Mais do que uma amiga, ela virou minha inspiração para viver coisas incríveis. Tudo parecia tão intenso quando ela estava envolvida, até lavar a louça se transformava numa terapia espiritual poética. Cada coisa tinha um significado, sempre havia um questionamento ou reflexão profunda para se fazer.

Numa sexta, deixei de sair pra beber e virei a noite sentado na cama dela fumando e falando dos meus dramas e angustias de adolescente. Na manhã que se seguiu um primo me viu saindo do quarto e correu para contar pros meus pais. Em menos de vinte minutos se desocuparam e vieram gritar no meu ouvido. "E se engravidar essa garota? Os dois Sem Futuro vão tirar dinheiro de onde?". Fiquei ouvindo variações das mesmas frases em silencio por um bom tempo, é estupido argumentar com quem não quer ouvir . Até que em dado momento, sem planejar, gritei como um leãozinho aprendendo a rugir: "NÓS SOMOS GAYS, IDIOTAS!". A voz saiu fininha mas tenho certeza que entenderam por tudo que aconteceu depois.

Passou mais de uma semana para falarem comigo novamente. Numa manhã, me mandaram limpar o quarto dos fundos. Ela havia ido embora. Chorei que nem um filhote, dando solucinhos finos. Foi uma decepção enorme saber que tinha perdido não só uma amiga, mas todo o futuro que imaginamos. O gato ficou.
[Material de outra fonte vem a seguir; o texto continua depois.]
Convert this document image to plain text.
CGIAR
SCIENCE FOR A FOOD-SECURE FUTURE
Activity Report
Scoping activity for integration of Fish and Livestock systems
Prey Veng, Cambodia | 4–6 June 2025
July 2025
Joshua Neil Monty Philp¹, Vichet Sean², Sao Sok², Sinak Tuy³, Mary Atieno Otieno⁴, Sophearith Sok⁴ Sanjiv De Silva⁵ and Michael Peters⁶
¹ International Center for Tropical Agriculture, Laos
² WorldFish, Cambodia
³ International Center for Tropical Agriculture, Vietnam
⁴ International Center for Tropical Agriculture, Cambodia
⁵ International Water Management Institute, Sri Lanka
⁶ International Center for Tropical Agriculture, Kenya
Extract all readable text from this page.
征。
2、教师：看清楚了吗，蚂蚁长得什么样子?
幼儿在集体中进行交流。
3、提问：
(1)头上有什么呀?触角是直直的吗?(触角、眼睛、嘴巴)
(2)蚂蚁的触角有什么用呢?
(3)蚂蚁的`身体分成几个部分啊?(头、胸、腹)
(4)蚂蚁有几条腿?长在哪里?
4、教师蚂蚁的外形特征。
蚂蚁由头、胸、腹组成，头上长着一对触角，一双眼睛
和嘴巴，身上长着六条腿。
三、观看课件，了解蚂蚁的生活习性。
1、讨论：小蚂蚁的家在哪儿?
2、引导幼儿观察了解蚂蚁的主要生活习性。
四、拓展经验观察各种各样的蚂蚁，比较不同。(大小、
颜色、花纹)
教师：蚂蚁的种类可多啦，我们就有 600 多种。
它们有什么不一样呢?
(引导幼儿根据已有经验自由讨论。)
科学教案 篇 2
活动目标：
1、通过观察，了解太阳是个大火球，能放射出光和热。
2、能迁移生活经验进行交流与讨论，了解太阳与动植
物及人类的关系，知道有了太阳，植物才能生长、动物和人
Alguns anos depois, estudando psicologia numa universidade ridiculamente perto da cidade onde cresci, soube de uma garota encontrada morta ali perto. A descrição batia perfeito com ela, na hora eu desabei. Suicidio, disse o jornalista estranhamente calmo, enquanto dava informações inuteis sobre o local do acontecido. Eu fiz o reconhecimento do corpo, ninguém da familia apareceu. Acho que ela já esperava por isso, já que estava vestida como nos dias de folga em que só deitavamos e riamos da vida.

No velorio, fomos só eu, ela e o gatinho.